Trudeau : l’envoi de l’armée pas dans les plans

L’opposition à Queen’s Park s’est engouffrée dans la brèche ce vendredi, reprochant au premier ministre son attentisme face à la crise.

« Le premier ministre doit faire ce qui est nécessaire pour mettre les manifestants illégaux hors d’Ottawa », a lancé la cheffe de l’opposition officielle, Andrea Horwath.

« Doug Ford a échoué à l’épreuve du leadership », a réagi le chef libéral Steven Del Duca. « Si j’étais premier ministre, je serais à l’écoute des gens d’Ottawa, pas en motoneige avec mes copains pendant que des villes de ma province sont assiégées. »

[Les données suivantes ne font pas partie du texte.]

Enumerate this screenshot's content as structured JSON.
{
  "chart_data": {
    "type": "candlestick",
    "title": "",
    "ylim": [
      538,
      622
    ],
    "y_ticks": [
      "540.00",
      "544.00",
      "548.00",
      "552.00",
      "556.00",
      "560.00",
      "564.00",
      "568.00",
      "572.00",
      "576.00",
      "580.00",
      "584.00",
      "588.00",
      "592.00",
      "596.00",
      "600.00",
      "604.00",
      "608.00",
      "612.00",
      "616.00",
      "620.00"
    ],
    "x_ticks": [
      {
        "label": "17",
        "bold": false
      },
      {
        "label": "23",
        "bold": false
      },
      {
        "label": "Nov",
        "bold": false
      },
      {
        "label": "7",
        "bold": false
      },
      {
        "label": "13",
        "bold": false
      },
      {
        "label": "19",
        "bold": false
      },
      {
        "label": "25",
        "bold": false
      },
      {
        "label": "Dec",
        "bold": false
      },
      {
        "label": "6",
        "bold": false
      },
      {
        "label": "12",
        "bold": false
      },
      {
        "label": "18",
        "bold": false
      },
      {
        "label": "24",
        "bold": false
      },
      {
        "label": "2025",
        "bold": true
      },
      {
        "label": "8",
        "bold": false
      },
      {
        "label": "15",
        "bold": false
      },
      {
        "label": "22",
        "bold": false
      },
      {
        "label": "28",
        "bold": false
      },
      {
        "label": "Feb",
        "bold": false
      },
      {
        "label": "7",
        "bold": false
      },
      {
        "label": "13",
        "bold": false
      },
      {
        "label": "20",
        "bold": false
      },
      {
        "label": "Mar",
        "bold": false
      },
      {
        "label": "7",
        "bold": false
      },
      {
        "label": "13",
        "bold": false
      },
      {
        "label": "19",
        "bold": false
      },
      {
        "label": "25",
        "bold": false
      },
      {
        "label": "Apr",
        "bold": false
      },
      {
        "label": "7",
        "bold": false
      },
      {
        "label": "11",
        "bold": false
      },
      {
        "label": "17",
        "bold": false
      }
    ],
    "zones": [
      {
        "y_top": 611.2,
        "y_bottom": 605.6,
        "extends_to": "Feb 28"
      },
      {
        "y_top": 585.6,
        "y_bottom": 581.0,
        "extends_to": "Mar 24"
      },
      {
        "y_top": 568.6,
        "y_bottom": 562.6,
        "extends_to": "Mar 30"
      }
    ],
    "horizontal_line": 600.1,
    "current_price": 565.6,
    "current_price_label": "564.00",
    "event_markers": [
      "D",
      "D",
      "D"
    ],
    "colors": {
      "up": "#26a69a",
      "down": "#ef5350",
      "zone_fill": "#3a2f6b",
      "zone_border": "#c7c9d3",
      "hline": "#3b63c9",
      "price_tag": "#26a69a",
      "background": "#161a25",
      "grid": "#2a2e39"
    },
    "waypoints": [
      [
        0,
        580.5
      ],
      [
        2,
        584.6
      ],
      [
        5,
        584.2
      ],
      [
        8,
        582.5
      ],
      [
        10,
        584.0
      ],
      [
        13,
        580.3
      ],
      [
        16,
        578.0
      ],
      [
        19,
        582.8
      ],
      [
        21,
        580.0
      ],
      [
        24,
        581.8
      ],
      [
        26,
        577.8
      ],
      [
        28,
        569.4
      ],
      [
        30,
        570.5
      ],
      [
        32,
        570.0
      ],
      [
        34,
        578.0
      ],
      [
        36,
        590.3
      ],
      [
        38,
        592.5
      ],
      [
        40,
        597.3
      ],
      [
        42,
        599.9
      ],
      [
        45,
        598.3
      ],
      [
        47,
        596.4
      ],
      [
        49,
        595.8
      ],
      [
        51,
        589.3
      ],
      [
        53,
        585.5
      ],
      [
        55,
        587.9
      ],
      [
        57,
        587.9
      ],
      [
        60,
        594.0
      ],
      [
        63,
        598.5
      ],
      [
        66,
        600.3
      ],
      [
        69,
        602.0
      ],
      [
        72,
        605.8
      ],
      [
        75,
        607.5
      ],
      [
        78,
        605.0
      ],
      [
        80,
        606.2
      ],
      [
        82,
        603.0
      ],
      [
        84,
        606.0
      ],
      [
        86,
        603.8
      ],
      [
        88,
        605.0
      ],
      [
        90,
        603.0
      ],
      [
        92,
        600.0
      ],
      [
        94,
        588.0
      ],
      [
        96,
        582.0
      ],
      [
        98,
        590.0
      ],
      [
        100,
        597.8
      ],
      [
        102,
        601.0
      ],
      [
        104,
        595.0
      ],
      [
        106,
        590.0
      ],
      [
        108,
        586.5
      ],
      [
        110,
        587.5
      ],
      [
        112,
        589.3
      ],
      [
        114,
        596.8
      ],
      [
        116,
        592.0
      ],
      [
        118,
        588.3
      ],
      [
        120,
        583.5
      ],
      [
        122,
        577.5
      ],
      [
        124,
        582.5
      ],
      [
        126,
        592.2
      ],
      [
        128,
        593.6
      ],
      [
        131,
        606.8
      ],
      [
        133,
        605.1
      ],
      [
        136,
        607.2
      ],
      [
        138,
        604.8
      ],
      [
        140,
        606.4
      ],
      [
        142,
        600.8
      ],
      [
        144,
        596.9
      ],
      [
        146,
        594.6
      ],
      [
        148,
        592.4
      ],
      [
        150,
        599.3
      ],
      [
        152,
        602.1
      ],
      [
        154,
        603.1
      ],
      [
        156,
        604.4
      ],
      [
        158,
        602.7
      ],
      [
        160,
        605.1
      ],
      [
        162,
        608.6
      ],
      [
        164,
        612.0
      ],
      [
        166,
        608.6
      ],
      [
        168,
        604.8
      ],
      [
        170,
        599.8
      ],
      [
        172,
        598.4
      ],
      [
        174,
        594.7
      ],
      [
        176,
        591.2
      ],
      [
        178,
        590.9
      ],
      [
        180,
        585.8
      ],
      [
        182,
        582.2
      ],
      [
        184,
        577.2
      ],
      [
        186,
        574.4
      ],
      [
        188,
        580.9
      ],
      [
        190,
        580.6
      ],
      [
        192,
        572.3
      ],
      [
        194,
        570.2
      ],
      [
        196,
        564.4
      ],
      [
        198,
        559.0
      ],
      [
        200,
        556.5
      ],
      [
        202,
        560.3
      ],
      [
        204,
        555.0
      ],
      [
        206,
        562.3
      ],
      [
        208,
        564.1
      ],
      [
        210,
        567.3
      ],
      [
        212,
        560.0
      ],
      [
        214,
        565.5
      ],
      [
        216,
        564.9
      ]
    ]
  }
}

Questionné sur l’option d’une intervention militaire, le premier ministre canadien Justin Trudeau a affirmé être « prêt à toute éventualité », mais que « d’autres étapes peuvent être utilisées » avant d’en arriver là.

« On ne veut jamais déployer l’armée contre les civils canadiens et la population. C’est quelque chose à éviter à tout prix. C’est une solution de dernier, dernier, dernier recours », insiste-t-il.

Justin Trudeau demande la fin de ces occupations jugeant que « c’est le temps » et qu’elles causent des torts à l’économie et aux emplois de cols bleus.

« On sait que la meilleure solution contre ces blocages illégaux est que les gens (réalisent qu’ils) se sont fait entendre et qu’ils ont exprimé leur désaccord et que c’est maintenant le temps de rentrer chez eux. Maintenant, ils commencent à voir qu’il va y avoir de réelles conséquences à leur avenir, leur emploi et leurs licences s’ils se font arrêter dans des blocages illégaux. Sinon, il va y avoir une intervention policière de plus en plus robuste. »

Le chef libéral et le président américain Joe Biden se sont d’ailleurs entretenus ce matin au sujet de la situation aux frontières. Le dirigeant américain a promis l’envoi de ressources au Canada pour régler la situation, mais Justin Trudeau n’a pas voulu s’avancer sur la nature de ces renforts.